Abortion benefits make their way into the boardroom post-Roe
The board’s post-Roe conundrum. Years ago, if you had told a corporate director that access to abortion would become a governance issue, they might have laughed you out of the boardroom.
Not only did Roe v. Wade’s reversal once seem unlikely, but corporate directors used to have narrowly defined jobs. They hired the right CEOs, fired the wayward ones, and reviewed a company’s finances on behalf of investors.
While today’s boards still have a diversity problem, they are more representative of the U.S. workforce, as more companies recognize that their long-term economic health and reputation—core concerns for any board—are linked to their response to environmental and social issues. In other words, the current crisis around abortion access is squarely a board-level problem.
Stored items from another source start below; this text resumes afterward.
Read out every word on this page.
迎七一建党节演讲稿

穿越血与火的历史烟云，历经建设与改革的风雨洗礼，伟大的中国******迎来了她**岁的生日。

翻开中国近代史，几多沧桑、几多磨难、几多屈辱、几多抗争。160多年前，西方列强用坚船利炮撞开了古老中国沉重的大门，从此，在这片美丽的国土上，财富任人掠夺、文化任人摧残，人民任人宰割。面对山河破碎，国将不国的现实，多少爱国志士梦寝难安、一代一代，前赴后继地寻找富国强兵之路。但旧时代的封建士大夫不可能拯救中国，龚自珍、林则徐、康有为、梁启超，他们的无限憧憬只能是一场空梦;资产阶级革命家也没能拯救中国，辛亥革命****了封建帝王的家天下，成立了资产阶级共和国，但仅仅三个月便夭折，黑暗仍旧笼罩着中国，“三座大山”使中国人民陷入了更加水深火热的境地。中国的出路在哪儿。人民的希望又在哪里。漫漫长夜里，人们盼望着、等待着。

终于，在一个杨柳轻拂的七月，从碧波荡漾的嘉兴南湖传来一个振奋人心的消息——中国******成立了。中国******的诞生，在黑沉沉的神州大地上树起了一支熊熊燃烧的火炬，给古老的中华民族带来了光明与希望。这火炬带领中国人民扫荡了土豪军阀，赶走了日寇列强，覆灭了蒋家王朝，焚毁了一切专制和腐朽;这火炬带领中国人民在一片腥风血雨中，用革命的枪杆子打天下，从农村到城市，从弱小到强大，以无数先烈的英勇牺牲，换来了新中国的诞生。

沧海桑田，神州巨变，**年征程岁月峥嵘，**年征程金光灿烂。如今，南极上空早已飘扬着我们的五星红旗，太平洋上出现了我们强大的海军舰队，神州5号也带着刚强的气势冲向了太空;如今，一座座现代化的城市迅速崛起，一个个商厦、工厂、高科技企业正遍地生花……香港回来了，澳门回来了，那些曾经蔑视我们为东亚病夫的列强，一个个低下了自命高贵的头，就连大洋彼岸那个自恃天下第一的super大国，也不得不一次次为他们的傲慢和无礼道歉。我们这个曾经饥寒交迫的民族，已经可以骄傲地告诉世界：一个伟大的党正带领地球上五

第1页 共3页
To date, the public conversation about corporate reactions to state abortion bans has centered on CEOs. Little has been said about the influence that boards wield, says Amelia Miazad, a professor at UC Davis School of Law, who specializes in governance and ESG issues. That may be because the board’s role when it comes to environmental, social, and political concerns is evolving and hard to define, she says. “There’s no playbook for this.”
Miazad argues that advocates would do well to pay attention to boards, even as they stumble through the ESG revolution. After all, they’re the corporate power centers charged “with ensuring the viability of the company,” she says. “CEOs come and go.”